Why Is Musharaka’s Real Estate Fund a Strong Investment Opportunity?

  1. It protects investors’ capital from inflation, as rental prices rise with inflation.
  2. It is a relatively safe investment, accessible to individuals with low unit prices.
  3. Investors can participate in periodic cash distributions, helping them manage financial obligations without affecting their principal investment.

In the U.S., fixed-income real estate funds are among the most effective savings and investment tools for individuals and businesses.

How Does the Fund Generate Profits?

The fund generates revenue from two sources:

  1. Regular cash distributions, averaging 8.5% annually.
  2. Property value appreciation, which is realized at the end of the investment period.

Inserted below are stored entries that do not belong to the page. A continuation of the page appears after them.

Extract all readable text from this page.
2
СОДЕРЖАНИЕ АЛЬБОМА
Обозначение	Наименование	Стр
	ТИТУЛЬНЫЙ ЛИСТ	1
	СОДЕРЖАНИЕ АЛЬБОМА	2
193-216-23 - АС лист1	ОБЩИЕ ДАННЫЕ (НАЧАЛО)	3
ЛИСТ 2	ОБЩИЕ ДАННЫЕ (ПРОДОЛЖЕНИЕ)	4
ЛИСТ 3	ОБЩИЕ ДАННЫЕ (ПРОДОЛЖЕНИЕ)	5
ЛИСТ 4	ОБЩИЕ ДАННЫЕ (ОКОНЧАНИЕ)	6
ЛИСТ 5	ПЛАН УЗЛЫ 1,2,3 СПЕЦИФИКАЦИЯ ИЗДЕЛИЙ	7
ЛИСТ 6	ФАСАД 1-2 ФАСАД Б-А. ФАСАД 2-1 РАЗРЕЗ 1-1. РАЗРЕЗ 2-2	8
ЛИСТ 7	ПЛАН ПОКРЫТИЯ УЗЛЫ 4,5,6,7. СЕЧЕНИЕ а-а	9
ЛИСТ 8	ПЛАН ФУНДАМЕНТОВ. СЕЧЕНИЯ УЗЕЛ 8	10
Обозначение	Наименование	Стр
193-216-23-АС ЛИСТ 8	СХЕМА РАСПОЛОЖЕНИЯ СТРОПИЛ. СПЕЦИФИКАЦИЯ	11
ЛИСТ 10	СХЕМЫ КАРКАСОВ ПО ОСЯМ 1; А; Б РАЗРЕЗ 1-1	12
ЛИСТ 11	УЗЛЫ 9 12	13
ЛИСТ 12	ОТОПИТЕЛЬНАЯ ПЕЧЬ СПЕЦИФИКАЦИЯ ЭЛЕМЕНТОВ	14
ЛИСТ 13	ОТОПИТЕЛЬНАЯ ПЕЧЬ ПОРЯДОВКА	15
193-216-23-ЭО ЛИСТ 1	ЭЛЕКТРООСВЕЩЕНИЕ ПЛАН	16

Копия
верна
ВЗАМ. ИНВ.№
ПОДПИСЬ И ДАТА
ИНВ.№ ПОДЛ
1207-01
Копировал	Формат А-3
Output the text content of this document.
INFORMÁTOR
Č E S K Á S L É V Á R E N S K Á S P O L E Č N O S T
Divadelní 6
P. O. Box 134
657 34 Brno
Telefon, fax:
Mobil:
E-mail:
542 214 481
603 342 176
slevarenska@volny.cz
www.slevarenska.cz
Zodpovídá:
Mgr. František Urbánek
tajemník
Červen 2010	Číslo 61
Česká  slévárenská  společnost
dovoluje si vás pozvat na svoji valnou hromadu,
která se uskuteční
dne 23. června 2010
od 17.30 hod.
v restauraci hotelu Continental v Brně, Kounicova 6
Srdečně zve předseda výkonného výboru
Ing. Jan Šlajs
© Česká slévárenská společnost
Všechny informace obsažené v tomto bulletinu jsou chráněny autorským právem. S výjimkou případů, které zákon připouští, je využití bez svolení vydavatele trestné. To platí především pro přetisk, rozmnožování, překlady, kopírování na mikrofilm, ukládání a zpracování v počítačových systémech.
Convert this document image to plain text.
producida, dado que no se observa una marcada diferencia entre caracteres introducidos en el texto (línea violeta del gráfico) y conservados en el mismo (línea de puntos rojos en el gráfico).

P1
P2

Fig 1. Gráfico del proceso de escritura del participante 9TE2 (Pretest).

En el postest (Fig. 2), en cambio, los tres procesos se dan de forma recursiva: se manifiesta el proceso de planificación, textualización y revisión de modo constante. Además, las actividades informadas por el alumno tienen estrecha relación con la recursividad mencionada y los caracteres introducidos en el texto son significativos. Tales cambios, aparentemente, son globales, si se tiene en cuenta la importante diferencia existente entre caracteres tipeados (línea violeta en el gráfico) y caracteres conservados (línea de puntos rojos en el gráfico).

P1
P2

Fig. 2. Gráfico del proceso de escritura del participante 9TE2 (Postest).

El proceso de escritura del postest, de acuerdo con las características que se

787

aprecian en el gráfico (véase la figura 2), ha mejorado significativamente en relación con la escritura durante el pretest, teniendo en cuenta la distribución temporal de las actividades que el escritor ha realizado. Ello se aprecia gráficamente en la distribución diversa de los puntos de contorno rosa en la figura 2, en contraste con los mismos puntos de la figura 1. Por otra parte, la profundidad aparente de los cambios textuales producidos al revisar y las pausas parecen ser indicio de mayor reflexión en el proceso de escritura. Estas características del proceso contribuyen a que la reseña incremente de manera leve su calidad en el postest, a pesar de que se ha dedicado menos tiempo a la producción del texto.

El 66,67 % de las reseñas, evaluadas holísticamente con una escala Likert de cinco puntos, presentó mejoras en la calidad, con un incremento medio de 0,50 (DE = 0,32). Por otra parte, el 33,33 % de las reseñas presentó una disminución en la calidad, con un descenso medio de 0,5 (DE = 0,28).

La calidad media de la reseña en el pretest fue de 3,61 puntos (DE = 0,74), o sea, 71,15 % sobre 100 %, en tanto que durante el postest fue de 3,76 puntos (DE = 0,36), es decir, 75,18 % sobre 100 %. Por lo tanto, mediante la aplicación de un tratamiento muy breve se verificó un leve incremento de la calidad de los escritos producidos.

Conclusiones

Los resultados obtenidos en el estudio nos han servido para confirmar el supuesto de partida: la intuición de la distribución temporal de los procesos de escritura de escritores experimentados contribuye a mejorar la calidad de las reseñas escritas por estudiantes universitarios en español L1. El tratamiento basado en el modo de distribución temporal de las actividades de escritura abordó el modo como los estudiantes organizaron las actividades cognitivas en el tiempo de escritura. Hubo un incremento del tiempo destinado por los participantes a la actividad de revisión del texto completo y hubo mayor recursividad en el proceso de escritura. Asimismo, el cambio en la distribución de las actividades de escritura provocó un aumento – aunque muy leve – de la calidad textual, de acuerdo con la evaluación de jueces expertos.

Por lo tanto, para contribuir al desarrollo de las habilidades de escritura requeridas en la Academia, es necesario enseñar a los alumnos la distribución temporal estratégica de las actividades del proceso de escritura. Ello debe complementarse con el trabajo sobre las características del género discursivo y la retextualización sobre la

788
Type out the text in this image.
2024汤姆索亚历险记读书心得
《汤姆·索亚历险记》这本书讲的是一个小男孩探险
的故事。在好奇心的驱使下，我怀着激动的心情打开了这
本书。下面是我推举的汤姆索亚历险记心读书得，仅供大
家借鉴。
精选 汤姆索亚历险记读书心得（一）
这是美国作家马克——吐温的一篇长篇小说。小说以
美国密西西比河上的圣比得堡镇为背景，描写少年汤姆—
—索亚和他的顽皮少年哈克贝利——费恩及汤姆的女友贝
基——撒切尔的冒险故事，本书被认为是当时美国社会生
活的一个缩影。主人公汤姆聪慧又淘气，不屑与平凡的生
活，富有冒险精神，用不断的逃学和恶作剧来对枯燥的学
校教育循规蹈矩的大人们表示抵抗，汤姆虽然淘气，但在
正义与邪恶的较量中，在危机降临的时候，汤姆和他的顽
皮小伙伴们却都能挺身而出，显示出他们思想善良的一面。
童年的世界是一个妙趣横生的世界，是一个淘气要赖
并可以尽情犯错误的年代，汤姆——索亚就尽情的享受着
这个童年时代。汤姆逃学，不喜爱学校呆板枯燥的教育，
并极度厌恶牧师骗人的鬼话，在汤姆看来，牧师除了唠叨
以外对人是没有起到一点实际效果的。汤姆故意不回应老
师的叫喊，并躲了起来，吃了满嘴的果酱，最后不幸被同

What Is Musharaka’s Fund Management Strategy?

The fund targets five diverse real estate sectors: residential complexes, hospitality, industrial properties, office buildings, and commercial centers. It maintains geographic diversification, investing across Riyadh, the Eastern Province, and Jeddah, ensuring that no more than 40% of the fund is allocated to a single property type. This strategy reduces risks and aligns with the investment guidelines outlined in the fund’s terms and conditions.

To minimize risk, the fund does not invest in properties requiring major redevelopment, limiting renovations to 15% of the purchase cost.

Who Can Invest in the Fund?

The fund is open to all investors, including Saudi citizens, foreign residents, GCC nationals, and both Saudi and Gulf-based companies and institutions.

What Are the Risks of This Type of Investment?

Investment risks in this type of real estate fund are relatively low due to the presence of valuable real estate assets and long-term lease contracts (minimum three years).

The Capital Market Authority oversees all investment products, and an independent auditor reviews the fund’s financials. Musharaka Financial Company is licensed by the Capital Market Authority under license number 27-13169, ensuring internal compliance and external audits.

Investment funds have agreed-upon performance indicators with regulatory authorities, allowing investors to compare performance with the overall market. Additionally, the fund’s real estate assets undergo biannual valuations by accredited real estate appraisers licensed by the Ministry of Commerce and the Capital Market Authority.